Some common signs that we might be “addicted” to external validation:

  • Overachieving to gain praise/recognition (Ex: always chasing the next promotion; engaging in extracurriculars that are competitive in nature; seeking out frequent awards, degrees, other accomplishments) 
  • Posting frequently on social media and/or focused on the reactions of others to your posts
  • Being a perfectionist; extra hard on yourself when you make mistakes
  • Loose boundaries in relationships
  • Inconsistent sense of self/identity confusion (Who am I?)
  • Feeling the need to share your affiliation with certain high status groups or career and personal achievements or titles
  • Inconsistent self esteem (some days feeling very confident, others very self conscious)
  • Feeling crushed when receiving constructive criticism or perceived rejection
  • Requiring frequent reassurance from friends/partners on your “goodness”
Seeking external validation

Seeking external validation

Identifying signs of External validation.

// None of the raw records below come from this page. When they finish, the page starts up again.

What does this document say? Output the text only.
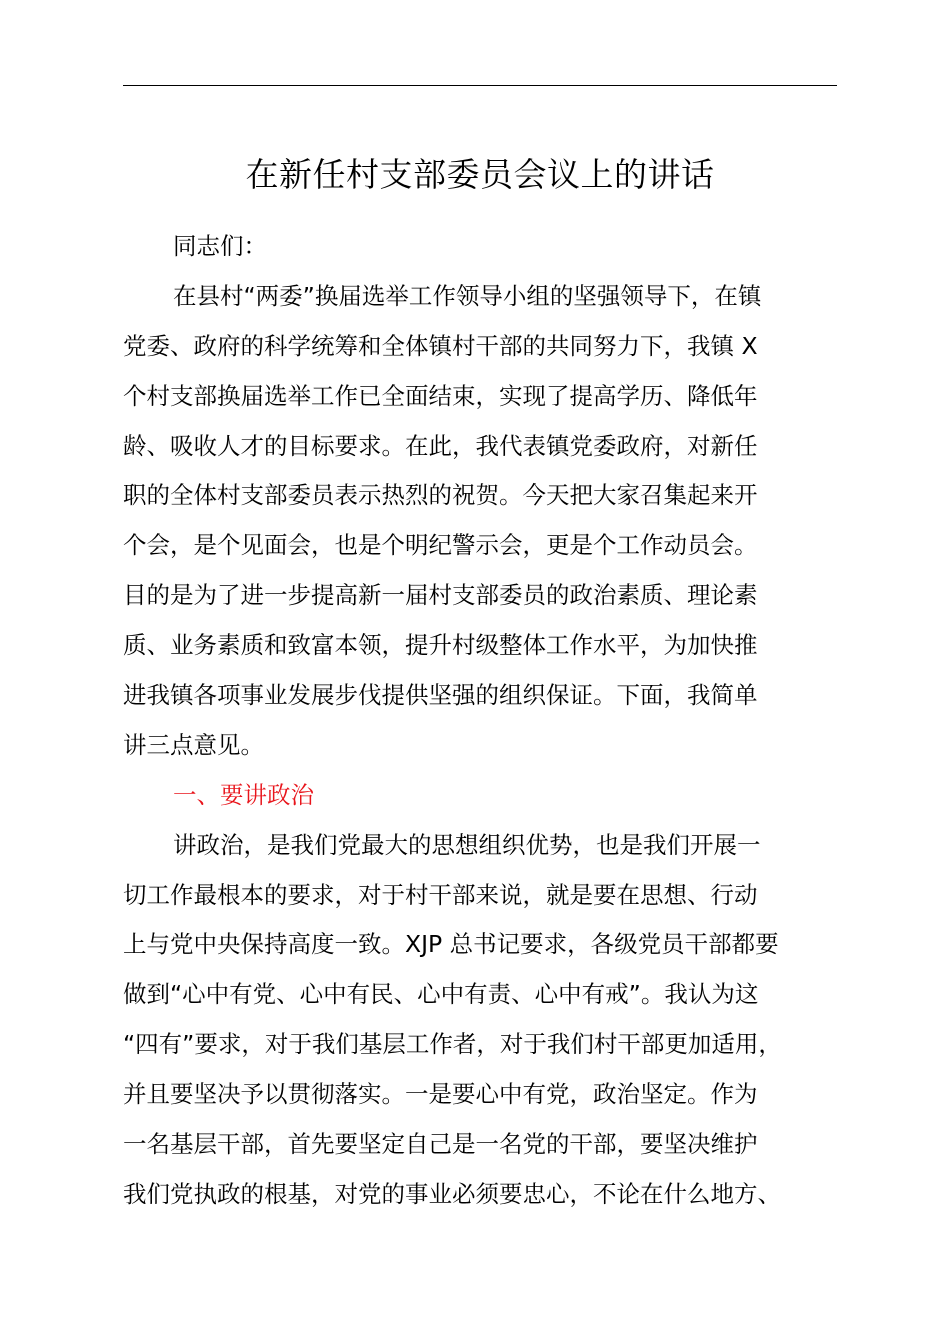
在新任村支部委员会议上的讲话
同志们：
在县村“两委”换届选举工作领导小组的坚强领导下，在镇
党委、政府的科学统筹和全体镇村干部的共同努力下，我镇 X
个村支部换届选举工作已全面结束，实现了提高学历、降低年
龄、吸收人才的目标要求。在此，我代表镇党委政府，对新任
职的全体村支部委员表示热烈的祝贺。今天把大家召集起来开
个会，是个见面会，也是个明纪警示会，更是个工作动员会。
目的是为了进一步提高新一届村支部委员的政治素质、理论素
质、业务素质和致富本领，提升村级整体工作水平，为加快推
进我镇各项事业发展步伐提供坚强的组织保证。下面，我简单
讲三点意见。
一、要讲政治
讲政治，是我们党最大的思想组织优势，也是我们开展一
切工作最根本的要求，对于村干部来说，就是要在思想、行动
上与党中央保持高度一致。XJP 总书记要求，各级党员干部都要
做到“心中有党、心中有民、心中有责、心中有戒”。我认为这
“四有”要求，对于我们基层工作者，对于我们村干部更加适用，
并且要坚决予以贯彻落实。一是要心中有党，政治坚定。作为
一名基层干部，首先要坚定自己是一名党的干部，要坚决维护
我们党执政的根基，对党的事业必须要忠心，不论在什么地方、
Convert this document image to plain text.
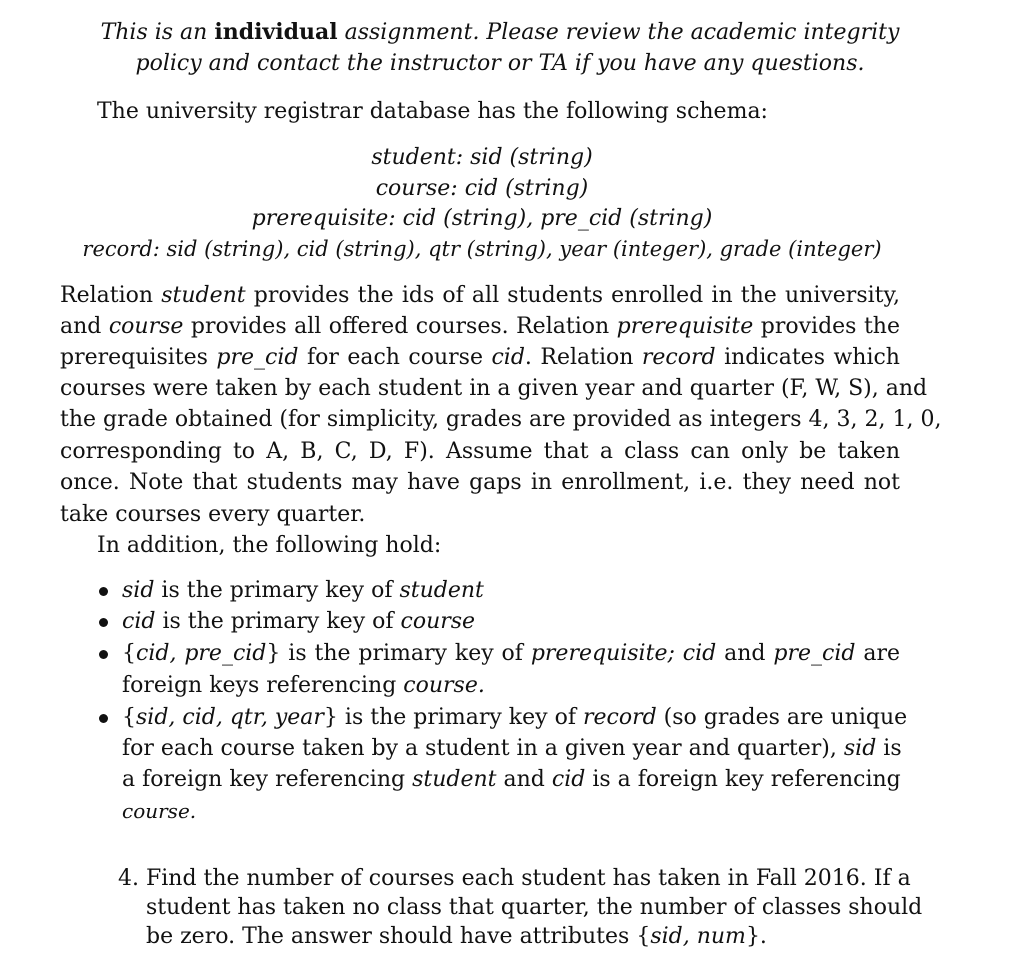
This is an individual assignment. Please review the academic integrity
policy and contact the instructor or TA if you have any questions.
The university registrar database has the following schema:
student: sid (string)
course: cid (string)
prerequisite: cid (string), pre_cid (string)
record: sid (string), cid (string), qtr (string), year (integer), grade (integer)
Relation student provides the ids of all students enrolled in the university,
and course provides all offered courses. Relation prerequisite provides the
prerequisites pre_cid for each course cid. Relation record indicates which
courses were taken by each student in a given year and quarter (F, W, S), and
the grade obtained (for simplicity, grades are provided as integers 4, 3, 2, 1, 0,
corresponding to A, B, C, D, F). Assume that a class can only be taken
once. Note that students may have gaps in enrollment, i.e. they need not
take courses every quarter.
In addition, the following hold:
sid is the primary key of student
cid is the primary key of course
{cid, pre_cid} is the primary key of prerequisite; cid and pre_cid are
foreign keys referencing course.
{sid, cid, qtr, year} is the primary key of record (so grades are unique
for each course taken by a student in a given year and quarter), sid is
a foreign key referencing student and cid is a foreign key referencing
course.
4. Find the number of courses each student has taken in Fall 2016. If a
student has taken no class that quarter, the number of classes should
be zero. The answer should have attributes {sid, num}.
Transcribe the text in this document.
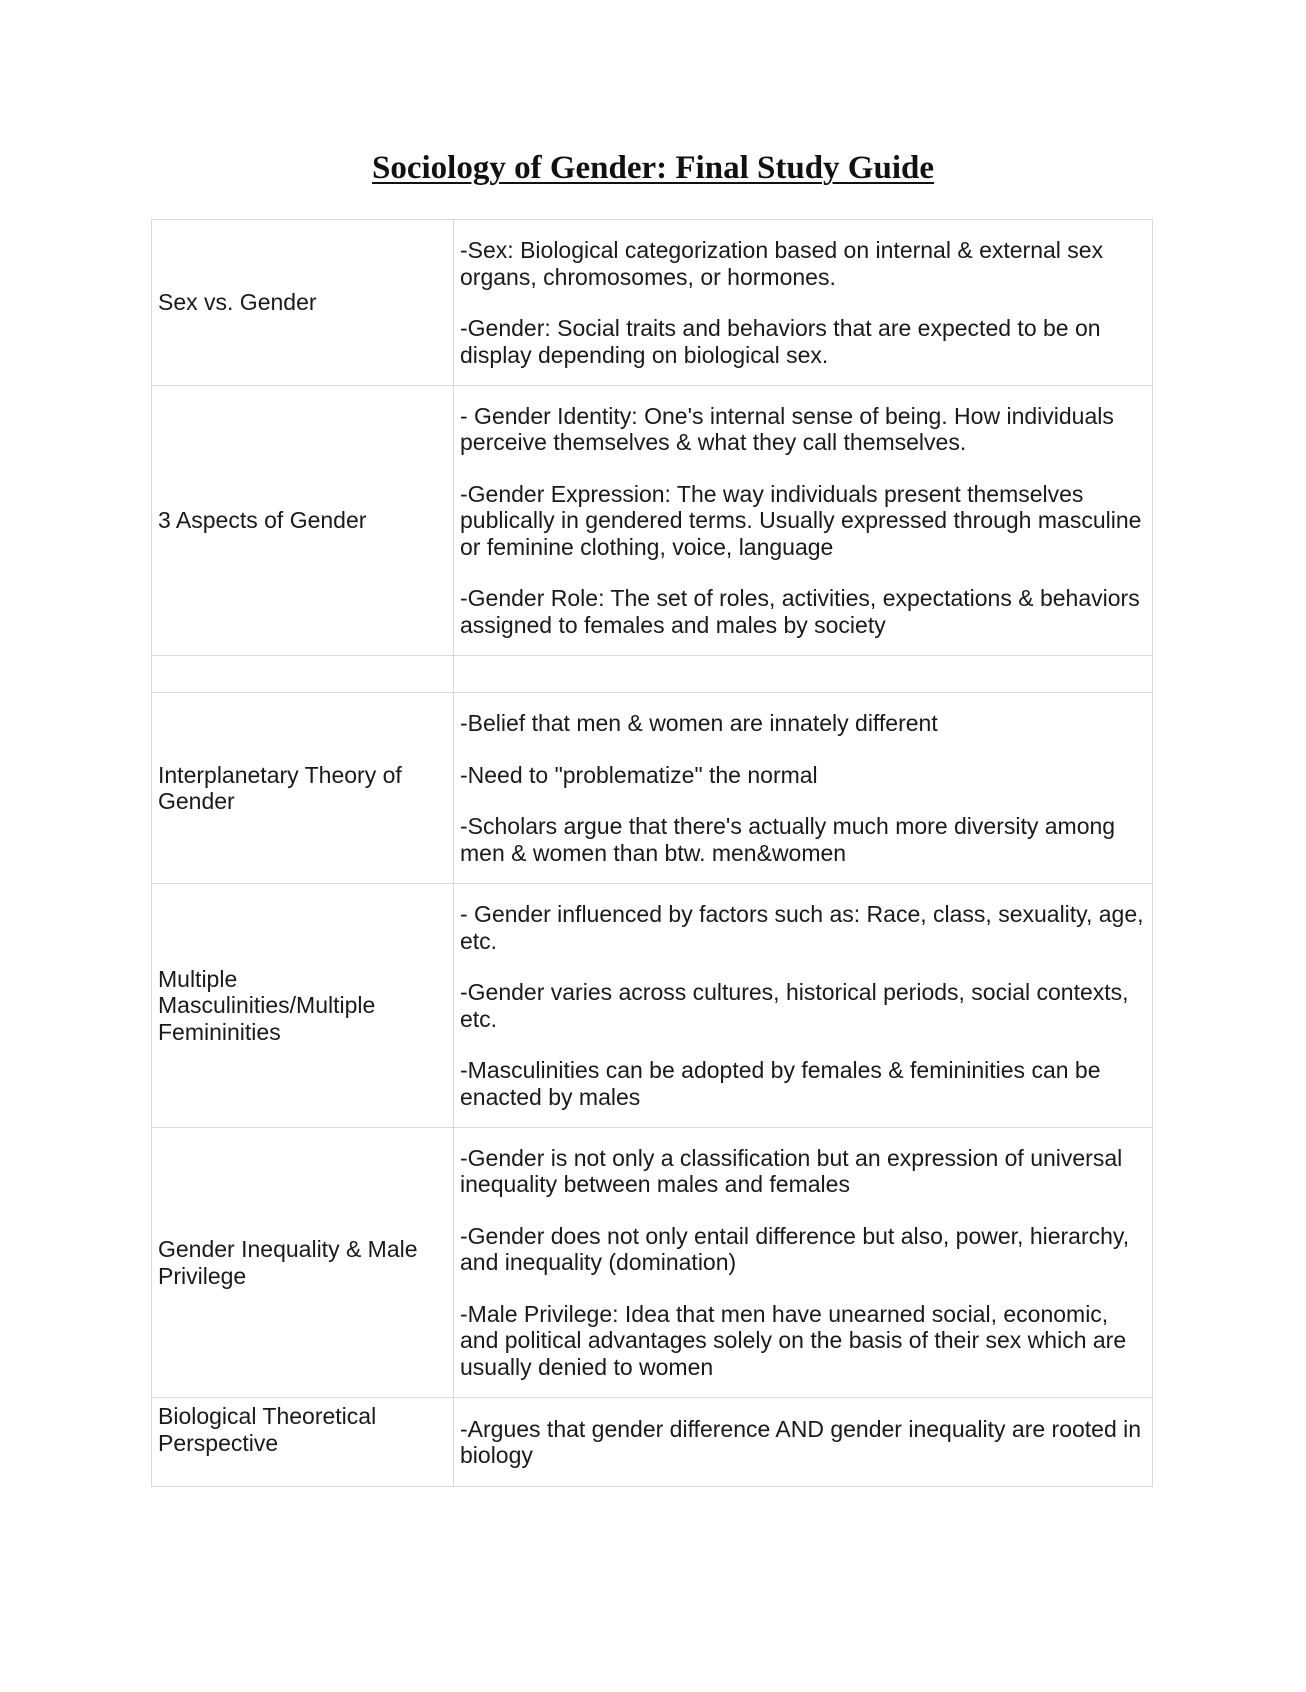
Sociology of Gender: Final Study Guide
Sex vs. Gender	-Sex: Biological categorization based on internal & external sex organs, chromosomes, or hormones.

-Gender: Social traits and behaviors that are expected to be on display depending on biological sex.

3 Aspects of Gender	- Gender Identity: One's internal sense of being. How individuals perceive themselves & what they call themselves.

-Gender Expression: The way individuals present themselves publically in gendered terms. Usually expressed through masculine or feminine clothing, voice, language

-Gender Role: The set of roles, activities, expectations & behaviors assigned to females and males by society

Interplanetary Theory of Gender	-Belief that men & women are innately different

-Need to "problematize" the normal

-Scholars argue that there's actually much more diversity among men & women than btw. men&women

Multiple Masculinities/Multiple Femininities	- Gender influenced by factors such as: Race, class, sexuality, age, etc.

-Gender varies across cultures, historical periods, social contexts, etc.

-Masculinities can be adopted by females & femininities can be enacted by males

Gender Inequality & Male Privilege	-Gender is not only a classification but an expression of universal inequality between males and females

-Gender does not only entail difference but also, power, hierarchy, and inequality (domination)

-Male Privilege: Idea that men have unearned social, economic, and political advantages solely on the basis of their sex which are usually denied to women

Biological Theoretical Perspective	-Argues that gender difference AND gender inequality are rooted in biology
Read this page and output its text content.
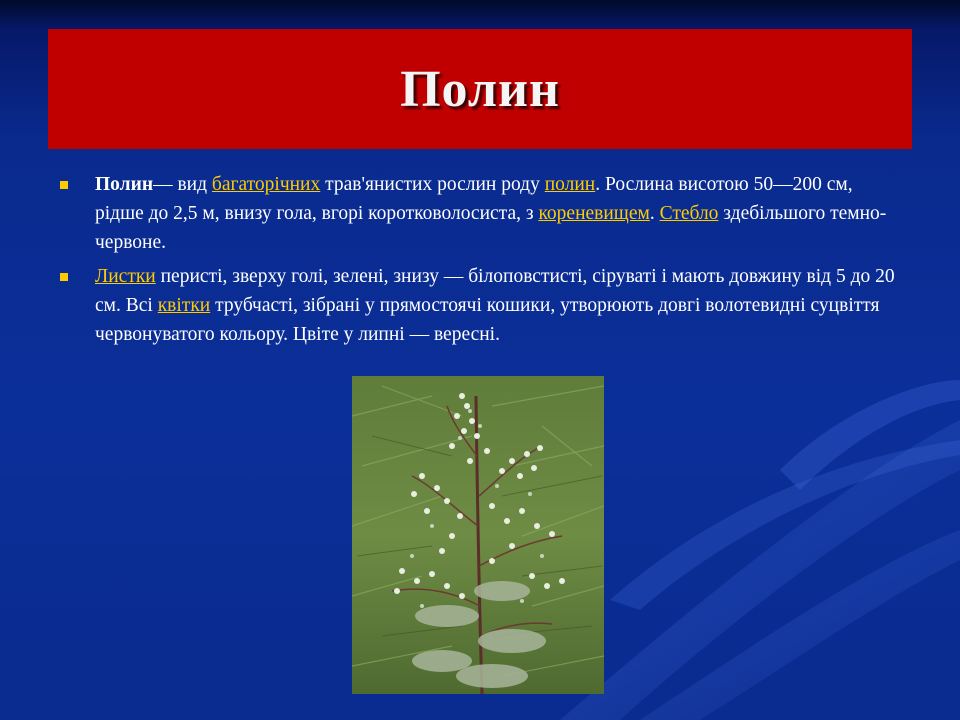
Полин
Полин— вид багаторічних трав'янистих рослин роду полин. Рослина висотою 50—200 см, рідше до 2,5 м, внизу гола, вгорі коротковолосиста, з кореневищем. Стебло здебільшого темно-червоне.
Листки перисті, зверху голі, зелені, знизу — білоповстисті, сіруваті і мають довжину від 5 до 20 см. Всі квітки трубчасті, зібрані у прямостоячі кошики, утворюють довгі волотевидні суцвіття червонуватого кольору. Цвіте у липні — вересні.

If you could identify with one or some of these, first of all, you are not alone! We all adapt behaviors based on our lived experiences.

If we look at this through an attachment lens (meaning we look at the quality and dynamics of early attachments with our caregivers), we can gain a better understanding of a few ways this can originate.

  • You grew up feeling consistently INvalidated by caregivers. This can be as subtle as a parent saying “Don’t cry, everything is fine!” when of course, you wouldn’t be crying if you believed everything was fine! It can also be as overt as a parent telling you that your values, opinions, hobbies or beliefs were wrong/bad. As adults, we become chronic self sacrificers with a hunger for outside validation.
  • Caregivers were inconsistent with love/affection. Growing up we require loving touch, soothing statements, attentiveness and attunement to our inner world. If our parents did this some of the time but not all the time, we may form an anxious attachment style and require constant reassurance in order to feel secure and confirm that we won’t be left behind.
  • Grades, awards, and achievements were #1 in your household or community. Did you get yelled at or punished if you got anything less than an A+? Did you only get an ice cream treat if your team won the soccer tournament? We then believe that we will only deserve praise when we have measurable outputs. This is why we may continue to compulsively seek out achievements as adults.

Perhaps the above provided you some answers, or perhaps you are still left scratching your head. Consider this as just one invitation to continue tuning inward and becoming a curious explorer of yourself: In what ways do I rely on external validation to make me feel good? Where did I learn that? How does it serve me now?